Gridley, Austin

Una vaga silueta se destacó contra el cielo de la noche, y un caballo y un jinete se detuvieron en la cresta de la loma. El jinete giró sobre la silla levantó una mano. Inmediatamente se le aproximaron otras sombras. Los cascos de sus cabalgaduras no produjeron ruido alguno.
Del fondo del valle llegaron ruidos extraños -pataleos, relinchos y hozar de muchos cascos, y, por encima de todo, el resoplido sibilante del garañón guía de la manada de caballos salvajes.

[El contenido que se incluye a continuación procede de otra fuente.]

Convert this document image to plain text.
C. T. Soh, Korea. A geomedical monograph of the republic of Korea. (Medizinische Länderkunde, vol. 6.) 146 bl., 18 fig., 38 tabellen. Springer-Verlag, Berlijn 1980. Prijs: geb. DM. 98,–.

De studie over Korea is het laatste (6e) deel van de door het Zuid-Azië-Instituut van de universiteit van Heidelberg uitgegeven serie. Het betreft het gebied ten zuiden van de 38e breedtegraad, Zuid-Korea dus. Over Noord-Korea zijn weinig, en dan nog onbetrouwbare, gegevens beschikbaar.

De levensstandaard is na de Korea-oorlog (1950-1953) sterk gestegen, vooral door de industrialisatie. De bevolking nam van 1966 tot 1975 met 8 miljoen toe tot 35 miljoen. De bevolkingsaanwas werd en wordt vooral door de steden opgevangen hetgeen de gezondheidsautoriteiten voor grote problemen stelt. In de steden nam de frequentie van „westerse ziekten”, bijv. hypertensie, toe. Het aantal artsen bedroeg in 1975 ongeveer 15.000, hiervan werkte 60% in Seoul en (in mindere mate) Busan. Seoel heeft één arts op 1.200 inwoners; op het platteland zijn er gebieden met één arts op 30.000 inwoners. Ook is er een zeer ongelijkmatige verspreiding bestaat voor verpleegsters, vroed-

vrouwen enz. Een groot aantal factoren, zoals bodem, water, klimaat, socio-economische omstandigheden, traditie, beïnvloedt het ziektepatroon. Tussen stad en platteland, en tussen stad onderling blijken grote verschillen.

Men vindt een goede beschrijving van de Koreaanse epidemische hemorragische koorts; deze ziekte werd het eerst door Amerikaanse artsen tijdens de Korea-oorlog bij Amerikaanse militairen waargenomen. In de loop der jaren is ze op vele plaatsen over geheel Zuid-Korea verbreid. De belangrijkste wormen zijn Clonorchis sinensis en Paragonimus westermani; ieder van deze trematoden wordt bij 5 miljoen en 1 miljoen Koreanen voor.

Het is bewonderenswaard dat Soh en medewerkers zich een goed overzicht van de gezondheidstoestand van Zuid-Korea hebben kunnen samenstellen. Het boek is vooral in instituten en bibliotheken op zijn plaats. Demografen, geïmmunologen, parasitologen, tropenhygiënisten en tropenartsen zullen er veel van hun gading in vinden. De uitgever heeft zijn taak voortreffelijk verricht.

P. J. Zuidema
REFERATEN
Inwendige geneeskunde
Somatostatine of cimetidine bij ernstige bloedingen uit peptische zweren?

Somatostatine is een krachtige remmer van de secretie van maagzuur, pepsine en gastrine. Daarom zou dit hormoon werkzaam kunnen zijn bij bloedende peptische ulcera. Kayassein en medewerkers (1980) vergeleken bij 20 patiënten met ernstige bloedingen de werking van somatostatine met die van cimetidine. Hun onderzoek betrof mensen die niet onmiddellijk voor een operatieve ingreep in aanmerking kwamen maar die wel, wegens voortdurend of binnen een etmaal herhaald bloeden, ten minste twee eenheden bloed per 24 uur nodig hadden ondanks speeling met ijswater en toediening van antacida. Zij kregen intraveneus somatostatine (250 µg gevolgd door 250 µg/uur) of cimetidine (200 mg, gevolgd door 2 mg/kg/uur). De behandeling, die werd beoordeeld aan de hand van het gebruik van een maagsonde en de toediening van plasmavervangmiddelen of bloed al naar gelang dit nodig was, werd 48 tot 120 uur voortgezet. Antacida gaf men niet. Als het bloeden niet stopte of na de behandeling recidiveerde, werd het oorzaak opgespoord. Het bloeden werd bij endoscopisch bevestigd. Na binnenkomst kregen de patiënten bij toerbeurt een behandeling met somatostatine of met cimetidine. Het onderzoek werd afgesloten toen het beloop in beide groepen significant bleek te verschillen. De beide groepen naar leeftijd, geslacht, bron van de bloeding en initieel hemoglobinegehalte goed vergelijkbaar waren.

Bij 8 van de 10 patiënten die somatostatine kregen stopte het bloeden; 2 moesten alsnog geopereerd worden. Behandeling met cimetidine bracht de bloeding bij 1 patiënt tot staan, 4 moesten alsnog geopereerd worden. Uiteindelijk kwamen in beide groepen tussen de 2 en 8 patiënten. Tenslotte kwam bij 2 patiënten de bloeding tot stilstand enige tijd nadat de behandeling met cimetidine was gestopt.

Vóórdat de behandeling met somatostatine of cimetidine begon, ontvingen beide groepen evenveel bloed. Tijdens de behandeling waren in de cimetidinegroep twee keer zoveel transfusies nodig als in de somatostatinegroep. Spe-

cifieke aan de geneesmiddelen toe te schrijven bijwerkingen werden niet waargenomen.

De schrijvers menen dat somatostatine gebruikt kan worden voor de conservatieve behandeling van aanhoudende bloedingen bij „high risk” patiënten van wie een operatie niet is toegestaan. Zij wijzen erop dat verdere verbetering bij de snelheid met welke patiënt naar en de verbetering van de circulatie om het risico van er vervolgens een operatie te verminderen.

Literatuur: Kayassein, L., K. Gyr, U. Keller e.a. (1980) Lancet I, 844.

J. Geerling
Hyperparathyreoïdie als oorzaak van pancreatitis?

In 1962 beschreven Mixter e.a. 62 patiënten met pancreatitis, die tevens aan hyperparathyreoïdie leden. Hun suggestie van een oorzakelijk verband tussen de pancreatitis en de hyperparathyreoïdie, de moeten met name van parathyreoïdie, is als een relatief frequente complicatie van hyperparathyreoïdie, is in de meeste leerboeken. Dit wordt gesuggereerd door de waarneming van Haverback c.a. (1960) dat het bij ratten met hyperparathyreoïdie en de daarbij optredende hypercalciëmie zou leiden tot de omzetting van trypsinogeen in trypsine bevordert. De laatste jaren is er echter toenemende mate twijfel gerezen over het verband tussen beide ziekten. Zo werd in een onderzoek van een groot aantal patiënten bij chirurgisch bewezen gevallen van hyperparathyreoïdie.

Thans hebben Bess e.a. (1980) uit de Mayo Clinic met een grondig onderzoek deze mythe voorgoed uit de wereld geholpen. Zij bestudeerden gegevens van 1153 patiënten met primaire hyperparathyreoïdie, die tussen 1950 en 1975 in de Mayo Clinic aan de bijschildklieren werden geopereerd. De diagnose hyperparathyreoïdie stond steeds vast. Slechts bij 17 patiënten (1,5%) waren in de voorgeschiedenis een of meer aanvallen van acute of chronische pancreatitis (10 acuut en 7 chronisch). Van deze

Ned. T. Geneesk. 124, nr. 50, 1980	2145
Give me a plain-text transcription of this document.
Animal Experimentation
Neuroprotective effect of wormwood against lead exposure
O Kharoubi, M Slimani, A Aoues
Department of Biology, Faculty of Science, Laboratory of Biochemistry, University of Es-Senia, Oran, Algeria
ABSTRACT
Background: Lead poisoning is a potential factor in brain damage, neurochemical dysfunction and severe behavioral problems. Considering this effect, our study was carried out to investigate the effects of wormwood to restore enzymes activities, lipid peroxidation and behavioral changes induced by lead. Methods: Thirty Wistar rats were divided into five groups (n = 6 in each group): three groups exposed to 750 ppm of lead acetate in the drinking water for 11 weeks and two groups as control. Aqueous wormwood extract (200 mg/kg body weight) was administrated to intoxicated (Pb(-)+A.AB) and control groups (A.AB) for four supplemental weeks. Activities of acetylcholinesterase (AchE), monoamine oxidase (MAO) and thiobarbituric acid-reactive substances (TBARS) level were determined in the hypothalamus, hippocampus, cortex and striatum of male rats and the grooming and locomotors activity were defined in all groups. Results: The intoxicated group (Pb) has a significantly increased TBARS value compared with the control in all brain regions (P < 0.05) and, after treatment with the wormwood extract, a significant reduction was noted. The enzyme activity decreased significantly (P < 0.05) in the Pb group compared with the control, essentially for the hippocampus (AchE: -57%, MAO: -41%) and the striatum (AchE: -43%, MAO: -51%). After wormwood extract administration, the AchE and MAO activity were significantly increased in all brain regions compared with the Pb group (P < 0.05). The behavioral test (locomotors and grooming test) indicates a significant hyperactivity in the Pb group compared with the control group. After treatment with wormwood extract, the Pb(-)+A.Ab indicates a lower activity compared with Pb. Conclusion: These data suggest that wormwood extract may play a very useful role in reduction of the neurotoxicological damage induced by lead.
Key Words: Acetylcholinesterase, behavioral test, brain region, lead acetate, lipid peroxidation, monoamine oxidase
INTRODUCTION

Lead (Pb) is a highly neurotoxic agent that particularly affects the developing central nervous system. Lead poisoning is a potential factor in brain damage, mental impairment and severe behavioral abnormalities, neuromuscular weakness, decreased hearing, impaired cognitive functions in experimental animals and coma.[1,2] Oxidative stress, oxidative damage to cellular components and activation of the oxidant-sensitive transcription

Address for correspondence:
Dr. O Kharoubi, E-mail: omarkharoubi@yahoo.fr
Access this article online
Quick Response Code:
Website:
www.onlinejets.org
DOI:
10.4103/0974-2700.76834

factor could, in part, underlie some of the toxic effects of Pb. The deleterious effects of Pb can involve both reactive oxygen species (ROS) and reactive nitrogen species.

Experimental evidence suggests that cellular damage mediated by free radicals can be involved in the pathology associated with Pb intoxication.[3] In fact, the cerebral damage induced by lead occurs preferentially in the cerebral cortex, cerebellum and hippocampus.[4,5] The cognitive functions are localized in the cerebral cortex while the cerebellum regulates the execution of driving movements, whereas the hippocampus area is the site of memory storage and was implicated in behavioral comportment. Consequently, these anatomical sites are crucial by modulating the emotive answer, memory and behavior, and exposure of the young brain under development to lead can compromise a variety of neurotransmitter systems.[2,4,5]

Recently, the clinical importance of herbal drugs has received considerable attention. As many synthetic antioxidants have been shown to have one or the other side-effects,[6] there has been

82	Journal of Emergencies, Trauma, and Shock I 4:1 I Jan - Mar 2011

Era el garañón –corpulento, musculoso e indómito, como hijo de la Naturaleza -que los jinetes andaban buscando.
Más de una docena de sus salvajes compañeros habían sido ya atrapados y encerrados en las empalizadas. Pero el garañón castaño, rey de la manada, gozaba todavía de libertad.
Las estrellas, claras y brillantes, proporcionaban luz suficiente para que el guía de la manada pudiera ser visto, siempre vigilante, entre el tropel de yeguas y potrancos. Aunque no podía descubrirse el color castaño de su piel, su actitud demostraba que aquel animal particular era la cabeza del rebaño. Su cuello arqueado. Su cabeza en alto, desafiadora. Sus orejas erectas. Parecía presentir el peligro.